Há uma verdade universal que o verão traz sempre de volta: nada resolve o calor, a preguiça de uma tarde longa ou a necessidade de uma pequena celebração sem razão aparente como um bom gelado. E Portugal, apesar de não ser Itália, tem uma cena de gelatarias que merece muito mais reconhecimento do que normalmente recebe. Desde as clássicas que existem há décadas até às que chegaram com novas ideias e ingredientes inesperados, aqui ficam cinco que valem a viagem, ou pelo menos o desvio.
Santini
O Santini é uma instituição. Fundada em 1949 em Cascais por Attilio Santini, um italiano que trouxe para Portugal a tradição do gelado artesanal italiano, a marca atravessou décadas sem perder a essência que a tornou lendária: ingredientes de qualidade, receitas que não mudam quando não devem mudar e sabores que geram lealdades absolutas. O morango e o limão continuam a ser os mais pedidos. Hoje com várias lojas em Lisboa e Cascais, o Santini é um dos raros casos em que a expansão não comprometeu a qualidade. É o gelado de que toda a gente fala quando fala de gelados em Portugal e é raro que uma reputação assim seja completamente merecida. Neste caso é.
Nivà Portugal
A Nivà chegou com uma proposta diferente: gelados de inspiração nórdica, feitos com leite fresco português e sabores que fogem completamente do catálogo convencional. A atenção à origem dos ingredientes, a estética limpa e contemporânea dos espaços e a forma como trabalha sabores sazonais tornaram a Nivà numa das referências mais interessantes da nova geração de gelatarias em Portugal. É o tipo de gelado que surpreende, não apenas pelo sabor, mas pela forma como faz pensar no que um gelado pode ser quando se abandona a fórmula. Para quem gosta de experiências que têm tanto de gastronomia como de conforto, a Nivà é uma descoberta que fica.
Gelados Neveiros
Os Neveiros são parte da memória coletiva de quem cresceu em Portugal. Com décadas de história e uma presença que se espalhou por várias cidades, é a gelataria do dia a dia, do gelado depois da escola, do corneto que se come a andar na rua sem cerimónia. O que os Neveiros fazem com consistência notável é aquilo que muitas gelatarias mais sofisticadas falham: o gelado simples, bem feito, acessível, que não precisa de narrativa para ser bom. A bola de chocolate, a de baunilha, a de limão, tudo exatamente como deve ser. Às vezes o que torna uma gelataria especial não é a inovação. É a fiabilidade. E nisso os Neveiros têm poucas comparações possíveis.
Amorino Portugal
A Amorino chegou a Portugal com o seu formato mais reconhecível: a flor de gelado italiano, construída pétala a pétala diante de ti, que é simultaneamente uma forma de servir e uma declaração estética. Fundada em Paris em 2002 por dois amigos italianos, a marca tem hoje presença em dezenas de países e em Portugal não foi excepção. O gelado é artesanal, feito com ingredientes naturais, sem corantes artificiais, e os sabores combinam os clássicos com propostas mais surpreendentes. Mas o que distingue a experiência Amorino é exactamente esse momento em que a flor vai sendo construída: há qualquer coisa de ritual naquilo que tornaria qualquer gelado mais especial, mesmo antes de o provar. Em Lisboa e no Porto, é uma das paragens certas para uma tarde de verão.

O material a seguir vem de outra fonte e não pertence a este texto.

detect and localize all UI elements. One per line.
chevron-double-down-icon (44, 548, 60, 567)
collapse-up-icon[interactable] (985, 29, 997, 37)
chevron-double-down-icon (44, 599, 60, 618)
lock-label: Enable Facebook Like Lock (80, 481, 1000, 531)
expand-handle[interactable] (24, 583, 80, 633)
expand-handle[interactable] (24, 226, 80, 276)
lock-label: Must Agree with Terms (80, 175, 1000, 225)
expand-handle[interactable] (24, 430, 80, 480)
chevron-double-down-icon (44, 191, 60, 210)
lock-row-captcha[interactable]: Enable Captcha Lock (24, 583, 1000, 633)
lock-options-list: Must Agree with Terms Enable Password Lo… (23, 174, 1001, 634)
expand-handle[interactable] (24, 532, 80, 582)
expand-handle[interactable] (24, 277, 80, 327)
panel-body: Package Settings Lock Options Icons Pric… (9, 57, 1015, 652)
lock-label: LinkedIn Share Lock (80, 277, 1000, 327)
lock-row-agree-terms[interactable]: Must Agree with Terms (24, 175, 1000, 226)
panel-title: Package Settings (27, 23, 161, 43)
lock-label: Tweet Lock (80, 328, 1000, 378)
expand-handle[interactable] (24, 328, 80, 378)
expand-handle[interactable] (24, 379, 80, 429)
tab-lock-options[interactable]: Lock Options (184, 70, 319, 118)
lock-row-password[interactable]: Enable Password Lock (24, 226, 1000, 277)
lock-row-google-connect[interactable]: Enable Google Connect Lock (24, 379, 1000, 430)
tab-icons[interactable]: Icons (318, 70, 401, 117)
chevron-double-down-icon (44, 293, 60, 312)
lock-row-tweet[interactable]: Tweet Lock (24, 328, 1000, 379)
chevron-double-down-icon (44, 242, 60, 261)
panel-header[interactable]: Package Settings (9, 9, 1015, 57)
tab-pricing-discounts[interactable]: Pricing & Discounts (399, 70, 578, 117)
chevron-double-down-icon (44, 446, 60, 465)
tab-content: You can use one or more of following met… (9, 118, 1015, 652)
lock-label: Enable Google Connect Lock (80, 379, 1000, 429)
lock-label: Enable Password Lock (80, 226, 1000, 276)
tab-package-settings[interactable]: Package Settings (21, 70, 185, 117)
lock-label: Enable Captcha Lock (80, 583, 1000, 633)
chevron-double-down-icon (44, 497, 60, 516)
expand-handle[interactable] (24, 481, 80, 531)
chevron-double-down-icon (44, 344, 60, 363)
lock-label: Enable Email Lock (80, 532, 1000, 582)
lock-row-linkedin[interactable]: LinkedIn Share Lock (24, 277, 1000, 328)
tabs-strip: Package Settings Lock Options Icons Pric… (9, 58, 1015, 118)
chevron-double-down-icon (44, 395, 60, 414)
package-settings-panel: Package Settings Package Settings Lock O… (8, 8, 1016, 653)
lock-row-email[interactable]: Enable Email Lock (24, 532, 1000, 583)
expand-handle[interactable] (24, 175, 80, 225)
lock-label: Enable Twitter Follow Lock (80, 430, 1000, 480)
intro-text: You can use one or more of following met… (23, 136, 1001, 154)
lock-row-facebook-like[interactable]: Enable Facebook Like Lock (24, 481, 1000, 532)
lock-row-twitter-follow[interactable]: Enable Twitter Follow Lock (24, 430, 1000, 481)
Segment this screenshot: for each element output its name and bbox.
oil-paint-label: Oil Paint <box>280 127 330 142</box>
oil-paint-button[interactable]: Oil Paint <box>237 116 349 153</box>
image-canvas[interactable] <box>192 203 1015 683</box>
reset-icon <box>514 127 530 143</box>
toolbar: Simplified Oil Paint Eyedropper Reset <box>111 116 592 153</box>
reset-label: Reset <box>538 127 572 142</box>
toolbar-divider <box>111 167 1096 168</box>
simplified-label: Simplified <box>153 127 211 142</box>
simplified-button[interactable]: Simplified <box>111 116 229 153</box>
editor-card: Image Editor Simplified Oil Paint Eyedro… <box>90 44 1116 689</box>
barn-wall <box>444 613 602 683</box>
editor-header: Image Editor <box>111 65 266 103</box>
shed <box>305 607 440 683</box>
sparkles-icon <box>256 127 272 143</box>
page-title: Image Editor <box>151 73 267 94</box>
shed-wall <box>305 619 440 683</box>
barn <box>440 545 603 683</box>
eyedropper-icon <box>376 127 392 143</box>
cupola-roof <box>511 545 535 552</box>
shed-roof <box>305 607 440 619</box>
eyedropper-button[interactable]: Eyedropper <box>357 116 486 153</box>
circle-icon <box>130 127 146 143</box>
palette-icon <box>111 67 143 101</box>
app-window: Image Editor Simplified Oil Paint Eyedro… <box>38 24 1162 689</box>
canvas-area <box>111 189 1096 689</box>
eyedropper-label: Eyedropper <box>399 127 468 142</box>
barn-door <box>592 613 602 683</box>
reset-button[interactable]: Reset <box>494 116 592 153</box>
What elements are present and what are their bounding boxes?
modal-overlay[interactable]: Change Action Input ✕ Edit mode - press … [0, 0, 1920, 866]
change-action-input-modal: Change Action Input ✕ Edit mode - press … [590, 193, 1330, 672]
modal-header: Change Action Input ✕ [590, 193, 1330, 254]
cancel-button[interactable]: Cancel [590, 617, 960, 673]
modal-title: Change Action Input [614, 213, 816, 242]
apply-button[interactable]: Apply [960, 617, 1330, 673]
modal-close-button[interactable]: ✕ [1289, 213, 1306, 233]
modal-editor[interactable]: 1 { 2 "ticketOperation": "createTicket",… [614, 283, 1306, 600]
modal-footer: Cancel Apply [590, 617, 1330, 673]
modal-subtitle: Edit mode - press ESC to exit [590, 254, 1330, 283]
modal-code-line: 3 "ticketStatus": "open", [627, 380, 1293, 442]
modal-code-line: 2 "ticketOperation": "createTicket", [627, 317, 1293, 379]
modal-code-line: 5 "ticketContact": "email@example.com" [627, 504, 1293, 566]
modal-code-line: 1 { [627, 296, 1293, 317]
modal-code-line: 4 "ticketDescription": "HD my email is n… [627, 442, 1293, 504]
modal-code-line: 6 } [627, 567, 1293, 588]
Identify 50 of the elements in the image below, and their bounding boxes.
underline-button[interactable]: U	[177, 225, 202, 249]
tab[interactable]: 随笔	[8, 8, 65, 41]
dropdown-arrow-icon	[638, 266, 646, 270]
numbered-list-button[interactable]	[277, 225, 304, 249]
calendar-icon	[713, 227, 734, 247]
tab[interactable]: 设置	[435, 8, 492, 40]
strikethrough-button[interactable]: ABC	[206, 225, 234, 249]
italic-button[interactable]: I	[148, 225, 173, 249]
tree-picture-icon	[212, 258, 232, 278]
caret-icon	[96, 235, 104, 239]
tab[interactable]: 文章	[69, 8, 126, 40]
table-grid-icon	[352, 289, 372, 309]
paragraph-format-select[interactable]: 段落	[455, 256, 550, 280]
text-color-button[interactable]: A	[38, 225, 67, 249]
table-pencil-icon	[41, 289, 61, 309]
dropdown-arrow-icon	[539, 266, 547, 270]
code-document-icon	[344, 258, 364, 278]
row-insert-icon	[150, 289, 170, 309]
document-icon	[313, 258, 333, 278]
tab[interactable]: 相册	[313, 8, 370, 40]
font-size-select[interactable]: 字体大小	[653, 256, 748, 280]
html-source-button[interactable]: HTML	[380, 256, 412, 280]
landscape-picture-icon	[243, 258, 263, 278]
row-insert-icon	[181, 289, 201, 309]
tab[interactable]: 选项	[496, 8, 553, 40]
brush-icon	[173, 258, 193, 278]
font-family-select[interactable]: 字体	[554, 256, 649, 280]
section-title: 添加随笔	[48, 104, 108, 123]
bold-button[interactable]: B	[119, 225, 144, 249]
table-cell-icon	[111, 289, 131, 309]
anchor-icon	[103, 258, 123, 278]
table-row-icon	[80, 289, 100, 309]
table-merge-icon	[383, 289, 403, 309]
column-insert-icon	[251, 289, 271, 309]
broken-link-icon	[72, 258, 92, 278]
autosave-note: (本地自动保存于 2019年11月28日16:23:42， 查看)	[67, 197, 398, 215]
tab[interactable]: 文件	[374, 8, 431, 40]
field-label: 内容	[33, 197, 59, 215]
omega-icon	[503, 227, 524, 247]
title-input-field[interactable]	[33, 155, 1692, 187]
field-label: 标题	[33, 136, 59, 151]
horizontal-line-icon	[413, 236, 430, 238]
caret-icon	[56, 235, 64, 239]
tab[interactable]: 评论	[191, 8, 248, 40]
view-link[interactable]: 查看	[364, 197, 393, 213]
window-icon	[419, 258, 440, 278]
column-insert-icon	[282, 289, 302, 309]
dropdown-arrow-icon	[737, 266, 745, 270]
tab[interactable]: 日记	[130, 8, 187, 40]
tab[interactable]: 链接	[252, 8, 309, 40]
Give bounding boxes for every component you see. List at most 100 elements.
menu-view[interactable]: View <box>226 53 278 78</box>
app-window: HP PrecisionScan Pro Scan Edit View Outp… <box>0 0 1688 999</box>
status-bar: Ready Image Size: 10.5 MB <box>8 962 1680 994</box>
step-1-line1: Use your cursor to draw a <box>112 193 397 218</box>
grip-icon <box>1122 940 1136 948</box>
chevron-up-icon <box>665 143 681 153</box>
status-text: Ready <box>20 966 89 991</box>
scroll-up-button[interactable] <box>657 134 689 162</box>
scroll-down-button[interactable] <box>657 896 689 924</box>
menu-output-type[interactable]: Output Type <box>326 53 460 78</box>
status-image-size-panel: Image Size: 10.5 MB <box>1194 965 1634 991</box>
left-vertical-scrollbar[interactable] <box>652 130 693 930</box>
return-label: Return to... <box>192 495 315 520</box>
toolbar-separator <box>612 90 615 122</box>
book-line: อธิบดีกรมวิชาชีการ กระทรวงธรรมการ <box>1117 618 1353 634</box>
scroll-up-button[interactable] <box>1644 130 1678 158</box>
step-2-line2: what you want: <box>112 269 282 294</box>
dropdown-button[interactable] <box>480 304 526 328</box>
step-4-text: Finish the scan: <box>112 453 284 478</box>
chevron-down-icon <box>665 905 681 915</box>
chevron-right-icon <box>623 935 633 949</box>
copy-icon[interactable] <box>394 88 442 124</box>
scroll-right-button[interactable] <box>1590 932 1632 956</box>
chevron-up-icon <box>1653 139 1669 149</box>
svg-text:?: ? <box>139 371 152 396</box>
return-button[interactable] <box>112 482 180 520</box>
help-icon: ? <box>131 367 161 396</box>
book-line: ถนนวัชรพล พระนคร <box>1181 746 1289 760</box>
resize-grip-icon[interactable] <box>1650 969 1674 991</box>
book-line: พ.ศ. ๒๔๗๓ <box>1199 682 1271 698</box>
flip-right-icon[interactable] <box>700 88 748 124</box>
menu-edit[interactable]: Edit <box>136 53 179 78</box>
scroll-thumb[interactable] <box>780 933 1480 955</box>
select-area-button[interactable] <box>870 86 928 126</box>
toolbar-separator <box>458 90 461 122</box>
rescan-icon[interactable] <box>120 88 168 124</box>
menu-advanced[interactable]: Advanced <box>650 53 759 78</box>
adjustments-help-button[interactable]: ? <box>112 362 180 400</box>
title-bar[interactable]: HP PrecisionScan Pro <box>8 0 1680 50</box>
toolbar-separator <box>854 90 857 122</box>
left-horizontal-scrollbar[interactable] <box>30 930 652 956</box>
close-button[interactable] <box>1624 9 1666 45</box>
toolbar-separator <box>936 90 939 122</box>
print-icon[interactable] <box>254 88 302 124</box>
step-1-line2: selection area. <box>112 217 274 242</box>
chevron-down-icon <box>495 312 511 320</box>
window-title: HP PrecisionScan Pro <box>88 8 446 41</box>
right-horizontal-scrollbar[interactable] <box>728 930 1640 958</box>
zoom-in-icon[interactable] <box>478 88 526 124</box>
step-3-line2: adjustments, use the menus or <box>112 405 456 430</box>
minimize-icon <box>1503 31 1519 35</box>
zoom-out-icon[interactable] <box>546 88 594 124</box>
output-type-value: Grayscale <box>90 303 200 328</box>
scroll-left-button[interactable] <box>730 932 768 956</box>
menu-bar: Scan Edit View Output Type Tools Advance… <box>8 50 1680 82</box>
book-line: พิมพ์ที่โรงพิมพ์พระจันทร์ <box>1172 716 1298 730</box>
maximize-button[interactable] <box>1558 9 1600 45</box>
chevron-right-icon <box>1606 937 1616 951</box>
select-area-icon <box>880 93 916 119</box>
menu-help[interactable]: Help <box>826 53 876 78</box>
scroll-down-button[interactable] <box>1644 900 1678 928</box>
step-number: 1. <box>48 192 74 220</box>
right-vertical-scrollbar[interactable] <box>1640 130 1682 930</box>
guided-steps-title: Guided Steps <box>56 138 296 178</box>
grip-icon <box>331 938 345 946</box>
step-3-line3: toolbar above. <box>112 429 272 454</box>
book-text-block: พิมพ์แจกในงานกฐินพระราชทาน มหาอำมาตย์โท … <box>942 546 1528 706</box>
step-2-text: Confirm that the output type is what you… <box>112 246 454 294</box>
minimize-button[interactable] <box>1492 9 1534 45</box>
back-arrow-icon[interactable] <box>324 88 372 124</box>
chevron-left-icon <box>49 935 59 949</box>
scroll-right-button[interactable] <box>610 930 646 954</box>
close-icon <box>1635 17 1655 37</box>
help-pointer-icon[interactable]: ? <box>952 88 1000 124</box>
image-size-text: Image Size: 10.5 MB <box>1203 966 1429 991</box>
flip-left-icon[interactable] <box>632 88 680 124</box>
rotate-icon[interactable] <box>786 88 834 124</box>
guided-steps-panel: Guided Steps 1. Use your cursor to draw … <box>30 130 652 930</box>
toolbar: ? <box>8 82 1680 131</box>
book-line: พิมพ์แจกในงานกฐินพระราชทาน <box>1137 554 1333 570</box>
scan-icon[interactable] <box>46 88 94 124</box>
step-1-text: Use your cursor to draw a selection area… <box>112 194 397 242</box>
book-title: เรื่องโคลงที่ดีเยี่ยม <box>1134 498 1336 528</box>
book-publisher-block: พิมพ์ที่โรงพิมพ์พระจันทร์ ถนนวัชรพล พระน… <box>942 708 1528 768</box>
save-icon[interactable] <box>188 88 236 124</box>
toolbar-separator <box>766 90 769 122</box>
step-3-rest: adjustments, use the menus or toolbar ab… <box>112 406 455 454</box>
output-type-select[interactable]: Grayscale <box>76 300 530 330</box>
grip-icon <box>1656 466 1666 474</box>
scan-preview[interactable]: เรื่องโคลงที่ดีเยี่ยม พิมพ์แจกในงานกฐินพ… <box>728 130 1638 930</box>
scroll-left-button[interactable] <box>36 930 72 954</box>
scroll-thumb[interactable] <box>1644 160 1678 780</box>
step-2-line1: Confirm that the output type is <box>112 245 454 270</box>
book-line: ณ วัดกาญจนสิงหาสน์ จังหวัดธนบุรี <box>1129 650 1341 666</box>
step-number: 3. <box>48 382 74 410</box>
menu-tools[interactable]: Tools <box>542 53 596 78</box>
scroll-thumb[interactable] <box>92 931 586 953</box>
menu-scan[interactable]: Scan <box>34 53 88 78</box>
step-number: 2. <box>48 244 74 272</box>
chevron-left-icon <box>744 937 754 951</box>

Mabi — Vila Nova de Mil Fontes
Há gelatarias que são destinos. A Mabi, em Vila Nova de Mil Fontes, é exatamente isso. Instalada numa das vilas costeiras mais bonitas do Alentejo Litoral, a Mabi tornou-se ao longo dos anos uma referência obrigatória para quem passa por ali e uma das razões pelas quais muita gente volta a Mil Fontes com regularidade. Os sabores trabalham com produtos locais e da época, com uma atenção ao ingrediente que se sente logo na primeira colherada. É o tipo de gelataria que não precisa de se anunciar em voz alta: a fila à porta diz tudo. Vai, experimenta, e depois percebe o que toda a gente que já conhece nunca se cansa de recomendar.